(CSE Distinguished Lecture Series)
Speaker: Yolanda Gil, University of Southern California
Date: Wednesday, November 8, 2017
Location: Room 1242, CSE Building (Multipurpose Room)
Abstract: We face increasingly complex integrative problems of societal importance that are orders of magnitude more challenging every decade. Computing has had a prime role in handling that complexity by scaling up calculations over data, more recently through powerful artificial intelligence techniques such as deep learning. I foresee qualitatively different advances stemming from new artificial intelligence approaches for scaling up reasoning over knowledge to systematically search through complex information spaces. In this talk, I will describe recent research to develop intelligent systems capable of automating hypothesis-driven discovery by capturing knowledge about experiment design strategies that determine what data and analysis methods can be used to test and revise a given hypothesis. I will propose seven principles and a research agenda for developing “thoughtful artificial intelligence” with capabilities that would significantly augment our ability to tackle fundamental problems in data science and scientific discovery that have been a barrier for progress in many areas.
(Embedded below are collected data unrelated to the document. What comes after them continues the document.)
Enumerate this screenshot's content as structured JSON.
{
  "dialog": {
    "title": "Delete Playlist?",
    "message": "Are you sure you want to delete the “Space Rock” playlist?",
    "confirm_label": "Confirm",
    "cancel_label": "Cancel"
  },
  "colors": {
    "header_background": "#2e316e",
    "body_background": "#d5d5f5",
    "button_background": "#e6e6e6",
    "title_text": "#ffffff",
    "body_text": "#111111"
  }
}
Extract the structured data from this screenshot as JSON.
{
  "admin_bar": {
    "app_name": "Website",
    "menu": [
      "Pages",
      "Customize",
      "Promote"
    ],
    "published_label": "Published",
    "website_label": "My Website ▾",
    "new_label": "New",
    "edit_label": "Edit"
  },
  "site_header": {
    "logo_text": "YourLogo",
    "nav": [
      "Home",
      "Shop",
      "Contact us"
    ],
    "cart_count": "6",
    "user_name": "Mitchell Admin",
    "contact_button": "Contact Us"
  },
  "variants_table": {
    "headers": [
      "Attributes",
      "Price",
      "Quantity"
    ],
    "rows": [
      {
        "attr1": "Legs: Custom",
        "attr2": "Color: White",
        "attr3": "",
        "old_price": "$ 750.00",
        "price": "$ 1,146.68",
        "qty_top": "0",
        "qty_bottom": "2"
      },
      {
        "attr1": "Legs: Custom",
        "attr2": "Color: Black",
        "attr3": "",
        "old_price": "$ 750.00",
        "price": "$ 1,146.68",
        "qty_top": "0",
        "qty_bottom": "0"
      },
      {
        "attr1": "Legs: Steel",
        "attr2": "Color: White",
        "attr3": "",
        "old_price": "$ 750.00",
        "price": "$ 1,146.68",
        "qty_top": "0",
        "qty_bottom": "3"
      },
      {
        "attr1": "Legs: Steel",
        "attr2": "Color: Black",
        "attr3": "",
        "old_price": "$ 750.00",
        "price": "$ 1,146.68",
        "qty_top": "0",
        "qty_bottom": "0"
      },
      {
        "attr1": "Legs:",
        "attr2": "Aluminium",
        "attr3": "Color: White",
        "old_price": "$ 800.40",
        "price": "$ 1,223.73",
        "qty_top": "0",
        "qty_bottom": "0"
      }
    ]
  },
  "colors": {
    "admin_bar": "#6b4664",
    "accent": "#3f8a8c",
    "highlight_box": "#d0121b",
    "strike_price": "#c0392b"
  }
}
Bio: Dr. Yolanda Gil is Director of Knowledge Technologies and Associate Division Director at the Information Sciences Institute of the University of Southern California, and Research Professor in the Computer Science Department. She received her M.S. and Ph. D. degrees in Computer Science from Carnegie Mellon University, with a focus on artificial intelligence. Her research is on intelligent interfaces for knowledge capture, knowledge-based planning and problem solving, information analysis and assessment of trust, and social knowledge collection. In recent years, Dr. Gil has collaborated with scientists in different domains on semantic workflows, metadata capture, reproducibility, and computer-mediated collaboration. She is a Fellow of the Association for Computing Machinery (ACM), and Past Chair of its Special Interest Group in Artificial Intelligence (SIGAI). She is also Fellow of the Association for the Advancement of Artificial Intelligence (AAAI), and was elected its 24th President in 2016.